Markku Laine, Jari Kleimola, Petri Vuorimaa
Department of Computer Science, Aalto University, Finland
{markku.laine, jari.kleimola, petri.vuorimaa}@aalto.fi

Abstract

Governments, organizations, and people are publishing open data on the Web more than ever before. To consume the data, however, requires substantial effort from web mashup developers, as they have to familiarize themselves with a diversity of data formats and query techniques specific to each data source. While several solutions have been proposed to improve web querying, none of them covers aforementioned aspects in a developer friendly and efficient manner. Therefore, we devised a unified querying (UniQue) approach and a proxy-based implementation that provides a uniform and declarative interface for querying heterogeneous data sources across the Web. Besides hiding the differences between the underlying data formats and query techniques, UniQue heavily embraces open W3C standards to minimize the learning effort required by developers. Pursuing this further, we propose Unified Query Language (UQL) that combines the expressiveness of CSS Selectors and XPath into a single and flexible selector language. We show that the adoption of UniQue and UQL can effectively streamline web querying, leverage developers’ existing knowledge, and reduce generated network traffic compared to the current state-of-the-art approach.

Keywords

Mashup Applications, Web Querying, Web Standards, XML Technologies.

Paper

Web APIs*

Table 1. Query parameters to the web API calls
Query parameter Description Web API
data
Required
Contains or points to the data (inline text or absolute URL, respectively) to be converted. P, DC, E, A
format Indicates the format of the data to be converted. Valid values: html, json (default), xml, and csv. P, DC, A
header Indicates the presence or absence of the header line in CSV data. Valid values: present (default) and absent. P, DC, A
separator Specifies the character to separate fields on header and record lines in CSV data. Default value: , (comma). P, DC, A
quote Specifies the character to quote fields on header and record lines in CSV data. Default value: " (double quotation mark). P, DC, A
rfc7159 Indicates whether the JSON parser should be IETF RFC 7159 compliant (instead of IETF RFC 4627). Valid values: yes (default) and no. P, DC, A
rt Indicates whether the resulting XML data should be round-trippable. Valid values: yes (default) and no.

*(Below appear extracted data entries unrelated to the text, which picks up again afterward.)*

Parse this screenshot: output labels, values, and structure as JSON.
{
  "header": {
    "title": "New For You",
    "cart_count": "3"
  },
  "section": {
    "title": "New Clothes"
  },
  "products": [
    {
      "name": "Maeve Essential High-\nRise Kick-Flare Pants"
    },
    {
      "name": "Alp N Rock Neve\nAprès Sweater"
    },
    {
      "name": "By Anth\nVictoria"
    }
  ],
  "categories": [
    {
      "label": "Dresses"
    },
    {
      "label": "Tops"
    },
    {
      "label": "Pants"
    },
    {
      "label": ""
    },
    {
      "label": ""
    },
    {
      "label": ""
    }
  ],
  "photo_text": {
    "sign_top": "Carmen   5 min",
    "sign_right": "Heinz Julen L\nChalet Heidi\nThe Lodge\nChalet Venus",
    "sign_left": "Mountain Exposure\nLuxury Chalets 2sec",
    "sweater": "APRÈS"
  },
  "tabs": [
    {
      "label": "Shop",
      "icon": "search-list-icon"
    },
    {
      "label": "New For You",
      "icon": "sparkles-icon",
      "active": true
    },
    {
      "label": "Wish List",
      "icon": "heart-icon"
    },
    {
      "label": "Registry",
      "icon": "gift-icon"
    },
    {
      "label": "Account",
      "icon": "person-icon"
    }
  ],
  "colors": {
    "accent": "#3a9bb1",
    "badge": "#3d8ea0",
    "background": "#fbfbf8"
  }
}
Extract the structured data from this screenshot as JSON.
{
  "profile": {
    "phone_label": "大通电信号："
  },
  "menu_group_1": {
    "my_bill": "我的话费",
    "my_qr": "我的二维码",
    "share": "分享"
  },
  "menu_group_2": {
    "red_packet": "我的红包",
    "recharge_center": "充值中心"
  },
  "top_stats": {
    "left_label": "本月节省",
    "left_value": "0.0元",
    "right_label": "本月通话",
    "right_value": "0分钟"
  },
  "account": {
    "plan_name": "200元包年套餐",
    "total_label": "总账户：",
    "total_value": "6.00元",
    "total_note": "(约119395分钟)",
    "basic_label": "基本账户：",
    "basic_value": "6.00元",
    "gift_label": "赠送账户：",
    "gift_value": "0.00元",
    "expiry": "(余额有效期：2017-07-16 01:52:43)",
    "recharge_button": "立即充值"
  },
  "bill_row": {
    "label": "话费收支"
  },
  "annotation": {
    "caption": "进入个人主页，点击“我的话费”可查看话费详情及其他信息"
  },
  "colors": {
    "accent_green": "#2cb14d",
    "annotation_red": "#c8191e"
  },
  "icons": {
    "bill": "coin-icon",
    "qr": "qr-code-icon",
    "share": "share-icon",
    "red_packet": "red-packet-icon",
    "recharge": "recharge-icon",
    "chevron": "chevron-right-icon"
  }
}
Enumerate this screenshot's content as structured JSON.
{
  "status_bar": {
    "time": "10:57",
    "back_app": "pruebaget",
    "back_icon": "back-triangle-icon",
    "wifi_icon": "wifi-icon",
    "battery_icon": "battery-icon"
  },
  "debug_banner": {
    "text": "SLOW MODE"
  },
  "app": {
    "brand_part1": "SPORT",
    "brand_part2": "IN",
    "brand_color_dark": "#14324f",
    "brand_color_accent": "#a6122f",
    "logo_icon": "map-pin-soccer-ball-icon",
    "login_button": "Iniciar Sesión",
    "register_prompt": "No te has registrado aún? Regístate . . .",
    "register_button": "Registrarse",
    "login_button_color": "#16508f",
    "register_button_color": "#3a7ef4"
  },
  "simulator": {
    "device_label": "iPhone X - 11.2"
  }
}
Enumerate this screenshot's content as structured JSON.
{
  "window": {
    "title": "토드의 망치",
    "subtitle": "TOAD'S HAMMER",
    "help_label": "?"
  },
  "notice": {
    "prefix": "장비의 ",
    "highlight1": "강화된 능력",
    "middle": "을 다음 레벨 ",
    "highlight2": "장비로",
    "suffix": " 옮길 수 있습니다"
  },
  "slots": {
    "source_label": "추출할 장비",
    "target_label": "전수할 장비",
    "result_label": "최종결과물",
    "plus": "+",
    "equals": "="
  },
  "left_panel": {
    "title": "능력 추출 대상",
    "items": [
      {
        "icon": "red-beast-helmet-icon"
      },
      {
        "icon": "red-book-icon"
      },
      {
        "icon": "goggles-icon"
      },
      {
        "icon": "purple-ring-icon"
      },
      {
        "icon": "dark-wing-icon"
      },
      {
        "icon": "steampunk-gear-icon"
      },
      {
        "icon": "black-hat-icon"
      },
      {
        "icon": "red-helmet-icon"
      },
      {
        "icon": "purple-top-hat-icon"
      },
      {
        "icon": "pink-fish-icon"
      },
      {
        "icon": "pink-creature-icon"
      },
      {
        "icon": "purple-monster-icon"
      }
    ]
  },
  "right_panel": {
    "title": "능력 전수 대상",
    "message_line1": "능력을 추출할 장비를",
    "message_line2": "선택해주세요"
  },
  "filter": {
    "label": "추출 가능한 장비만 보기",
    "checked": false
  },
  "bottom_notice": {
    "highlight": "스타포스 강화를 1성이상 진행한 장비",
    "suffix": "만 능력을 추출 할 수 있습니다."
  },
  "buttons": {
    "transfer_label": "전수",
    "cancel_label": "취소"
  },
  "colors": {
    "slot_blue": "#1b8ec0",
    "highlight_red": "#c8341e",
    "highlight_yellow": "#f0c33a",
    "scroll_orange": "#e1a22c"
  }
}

P, DC, A
query Contains the query (Selectors, XPath, UniQue, or XQuery) to be executed against the data. Default value: / (forward slash). P, QC, A
ns-* Registers an XML namespace to be used in the query. For example, ns-atom=http://www.w3.org/2005/Atom P, A
wrap Indicates whether the resulting XML data should be wrapped with the <response> element. Valid values: yes (default) and no. P, A
analysis Indicates whether the analysis should be shown instead of the resulting XML data. Valid values: yes and no (default). A
mode Indicates the mode of the Analyzer web API. Valid values: processor (default), dataconverter, queryconverter, and echoer. A

*For testing the web APIs, we recommend the Paw REST client.

Demo

Climber Stalker is a real-world mashup web application taking advantage of the UniQue web APIs.
Online demo: http://www.lumisade.fi/climberstalker/

Downloads

UniQue is released under the terms of the MIT license.

BibTex

@conference{webist16,
 author={Markku Laine and Jari Kleimola and Petri Vuorimaa},
 title={UniQue: An Approach for Unified and Efficient Querying of Heterogeneous Web Data Sources},
 booktitle={Proceedings of the 12th International Conference on Web Information Systems and Technologies},
 year={2016},
 pages={84-94},
 doi={10.5220/0005764100840094},
 isbn={978-989-758-186-1},
}

Acknowledgments

The authors thank William Candillon and Dr. Ghislain Fourny at 28.io for their exceptional support with XQuery.